This test measures the difference between for_each_set_bit() and
for_each_set_bit_from().

diff --git a/lib/find_bit_benchmark.c b/lib/find_bit_benchmark.c
index 5637c5711db9..1f37e99090b0 100644
--- a/lib/find_bit_benchmark.c
+++ b/lib/find_bit_benchmark.c
@@ -111,6 +111,59 @@ static int __init test_find_next_and_bit(const void *bitmap,
return 0;
}

+#ifdef CONFIG_X86_64
+#define flush_cache_all() wbinvd()
+#endif
+
+static int __init test_for_each_set_bit(int flags)
+{
+#ifdef flush_cache_all
+ DECLARE_BITMAP(bm, BITS_PER_LONG * 2);
+ unsigned long i, cnt = 0;
+ ktime_t time;
+
+ bm[0] = 1; bm[1] = 0;
+
+ time = ktime_get();
+ while (cnt < 1000) {
+ if (flags)
+ flush_cache_all();
+ for_each_set_bit(i, bm, BITS_PER_LONG * 2)
+ cnt++;
+ }
+
+ time = ktime_get() - time;
+
+ pr_err("for_each_set_bit: %18llu ns, %6ld iterations\n", time, cnt);
+#endif
+ return 0;
+}
+
+static int __init test_for_each_set_bit_from(int flags)
+{
+#ifdef flush_cache_all
+ DECLARE_BITMAP(bm, BITS_PER_LONG * 2);
+ unsigned long i, cnt = 0;
+ ktime_t time;
+
+ bm[0] = 1; bm[1] = 0;
+
+ time = ktime_get();
+ while (cnt < 1000) {
+ if (flags)
+ flush_cache_all();
+ i = 0;
+ for_each_set_bit_from(i, bm, BITS_PER_LONG * 2)
+ cnt++;
+ }
+
+ time = ktime_get() - time;
+
+ pr_err("for_each_set_bit_from:%16llu ns, %6ld iterations\n", time, cnt);
+#endif
+ return 0;
+}
+
static int __init find_bit_test(void)
{
unsigned long nbits = BITMAP_LEN / SPARSE;
@@ -147,6 +200,16 @@ static int __init find_bit_test(void)
test_find_first_bit(bitmap, BITMAP_LEN);
test_find_next_and_bit(bitmap, bitmap2, BITMAP_LEN);

+ pr_err("\nStart testing for_each_bit()\n");
+
+ test_for_each_set_bit(0);
+ test_for_each_set_bit_from(0);
+
+ pr_err("\nStart testing for_each_bit() with cash flushing\n");
+
+ test_for_each_set_bit(1);
+ test_for_each_set_bit_from(1);
+
/*
* Everything is OK. Return error just to let user run benchmark
* again without annoying rmmod.

Here on each iteration:
- for_each_set_bit() calls find_first_bit() once, and find_next_bit() once.
- for_each_set_bit_from() calls find_next_bit() twice.

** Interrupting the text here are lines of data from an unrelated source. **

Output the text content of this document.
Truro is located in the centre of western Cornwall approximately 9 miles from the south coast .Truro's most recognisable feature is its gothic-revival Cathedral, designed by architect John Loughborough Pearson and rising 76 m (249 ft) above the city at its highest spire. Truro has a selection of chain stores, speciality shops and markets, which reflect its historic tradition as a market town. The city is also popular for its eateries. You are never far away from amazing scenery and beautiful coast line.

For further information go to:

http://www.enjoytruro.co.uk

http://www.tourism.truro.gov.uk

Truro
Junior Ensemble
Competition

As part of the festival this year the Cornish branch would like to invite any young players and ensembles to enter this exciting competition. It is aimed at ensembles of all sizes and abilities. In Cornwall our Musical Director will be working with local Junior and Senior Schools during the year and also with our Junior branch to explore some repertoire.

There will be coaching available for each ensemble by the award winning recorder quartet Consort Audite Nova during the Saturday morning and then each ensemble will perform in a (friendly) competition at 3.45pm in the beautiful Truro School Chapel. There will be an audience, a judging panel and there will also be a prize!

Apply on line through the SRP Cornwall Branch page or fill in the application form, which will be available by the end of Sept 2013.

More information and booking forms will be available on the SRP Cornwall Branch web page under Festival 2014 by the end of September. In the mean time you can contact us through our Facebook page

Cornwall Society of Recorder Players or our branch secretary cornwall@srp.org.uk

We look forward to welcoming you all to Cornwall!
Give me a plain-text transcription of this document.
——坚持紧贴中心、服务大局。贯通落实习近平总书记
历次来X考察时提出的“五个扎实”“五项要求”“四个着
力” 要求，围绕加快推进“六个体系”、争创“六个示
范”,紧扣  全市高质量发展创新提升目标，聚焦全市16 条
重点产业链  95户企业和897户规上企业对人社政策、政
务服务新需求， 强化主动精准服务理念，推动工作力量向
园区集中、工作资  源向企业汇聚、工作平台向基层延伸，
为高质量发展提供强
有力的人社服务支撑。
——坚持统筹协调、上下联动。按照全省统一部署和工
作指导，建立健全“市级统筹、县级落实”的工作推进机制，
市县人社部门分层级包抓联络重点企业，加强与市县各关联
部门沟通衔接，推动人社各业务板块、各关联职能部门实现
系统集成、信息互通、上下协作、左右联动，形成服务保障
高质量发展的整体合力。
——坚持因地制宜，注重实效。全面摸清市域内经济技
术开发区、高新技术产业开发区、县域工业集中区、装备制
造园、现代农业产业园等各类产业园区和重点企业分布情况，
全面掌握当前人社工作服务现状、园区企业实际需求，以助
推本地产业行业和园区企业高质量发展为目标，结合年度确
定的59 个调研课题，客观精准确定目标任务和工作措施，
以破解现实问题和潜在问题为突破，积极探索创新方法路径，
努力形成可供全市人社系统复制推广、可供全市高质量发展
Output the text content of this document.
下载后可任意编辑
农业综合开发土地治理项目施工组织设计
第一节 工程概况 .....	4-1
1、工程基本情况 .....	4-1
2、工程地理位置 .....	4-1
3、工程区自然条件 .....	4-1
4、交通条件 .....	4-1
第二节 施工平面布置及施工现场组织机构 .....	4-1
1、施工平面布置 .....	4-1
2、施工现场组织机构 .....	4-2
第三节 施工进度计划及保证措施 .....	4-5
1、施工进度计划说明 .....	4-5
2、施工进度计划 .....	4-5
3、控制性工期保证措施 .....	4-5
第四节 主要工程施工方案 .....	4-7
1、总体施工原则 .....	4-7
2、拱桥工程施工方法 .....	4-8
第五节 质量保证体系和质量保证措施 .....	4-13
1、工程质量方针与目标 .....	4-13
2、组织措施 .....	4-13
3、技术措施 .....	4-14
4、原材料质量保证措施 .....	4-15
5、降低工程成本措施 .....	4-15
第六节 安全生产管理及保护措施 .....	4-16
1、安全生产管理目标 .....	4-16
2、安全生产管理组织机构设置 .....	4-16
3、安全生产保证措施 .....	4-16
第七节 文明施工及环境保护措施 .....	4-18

On my AMD Ryzen 7 4700U, the result is like this:

Start testing for_each_bit()
for_each_set_bit: 15296 ns, 1000 iterations
for_each_set_bit_from: 15225 ns, 1000 iterations

Start testing for_each_bit() with cash flushing
for_each_set_bit: 547626 ns, 1000 iterations
for_each_set_bit_from: 497899 ns, 1000 iterations

for_each_set_bit_from() is ~10% faster than for_each_set_bit() in
case of cold caches, and no significant difference was observed if
flush_cache_all() is not called.

So, it looks reasonable to switch for_each_set_bit() to use
find_next_bit() only.

Thanks,
Yury